A Greenwich Conservative councillor is to hold an online meeting on Wednesday to discuss the borough’s plans to make it easier to walk and cycle in the wake of the coronavirus pandemic.

With capacity on public transport sharply cut, London boroughs have been told to make major changes to streets to give more space to pedestrians and to allow people to cycle with less fear of being run down.

So far in Greenwich, the only visible sign of change has been work to provide more pavement space around Greenwich Market. However, Greenwich Council says it is also working to make changes in Woolwich and Eltham, and to bring forward plans for a cycle route between Greenwich and Woolwich as well as the part-pedestrianisation of Greenwich town centre.

It also plans to expand its school streets scheme, where roads are closed at drop-off and pick-up times, and – in what could be the most dramatic change – to create low traffic neighbourhoods where side streets are blocked to prevent rat-running. However, it wants TfL to fund the schemes.

Eltham South councillor Matt Clare – who is the Conservatives’ spokesperson for transport – is hosting the meeting at 6.30pm on Wednesday, and is asking people to sign up via Facebook.
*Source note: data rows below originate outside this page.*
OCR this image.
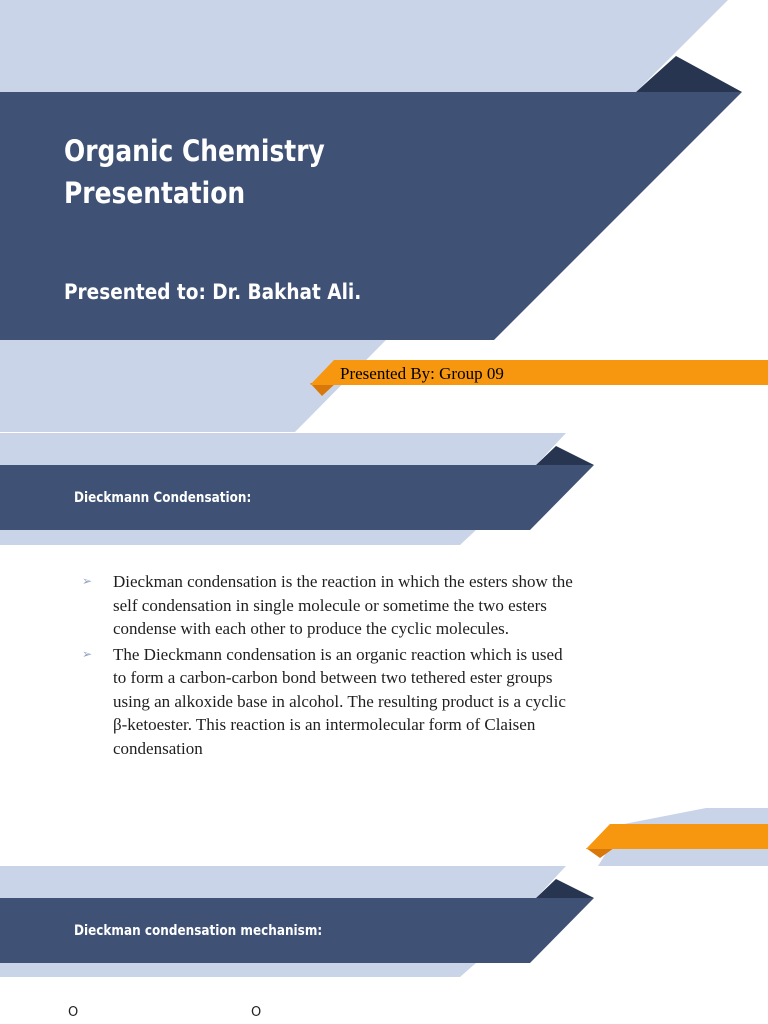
Organic Chemistry
Presentation

Presented to: Dr. Bakhat Ali.

Presented By: Group 09

Dieckmann Condensation:
➢ Dieckman condensation is the reaction in which the esters show the self condensation in single molecule or sometime the two esters condense with each other to produce the cyclic molecules.
➢ The Dieckmann condensation is an organic reaction which is used to form a carbon-carbon bond between two tethered ester groups using an alkoxide base in alcohol. The resulting product is a cyclic β-ketoester. This reaction is an intermolecular form of Claisen condensation
Dieckman condensation mechanism:
O	O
Temporary work has been done in Greenwich town centre

The decision to hold an online meeting comes after Nigel Fletcher, the new Conservative leader in the borough, launched new “Greenwich Opposition” social media accounts on Twitter and Facebook to highlight the work of the nine non-Labour councillors in the borough in scrutinising what the town hall does.

Notably, the accounts downplay the councillors’ Conservative membership. Eight of the nine opposition councillors represent wards in Eltham, with the Tory brand largely toxic in much of the north of the borough.

However, Clare has long been an advocate for better cycling and walking facilities in the borough, and unlike neighbouring Lewisham and Southwark, which have launched online maps so people can point out trouble spots, Greenwich has not canvassed residents for ideas beyond a couple of social media posts.

Decisions on the “streetspace” proposals are currently due to be made by cabinet member Sizwe James in the middle of June, according to council documents released on Friday.

Story amended to reflect that the Streetspace scheme isn’t due to go before the council’s cabinet.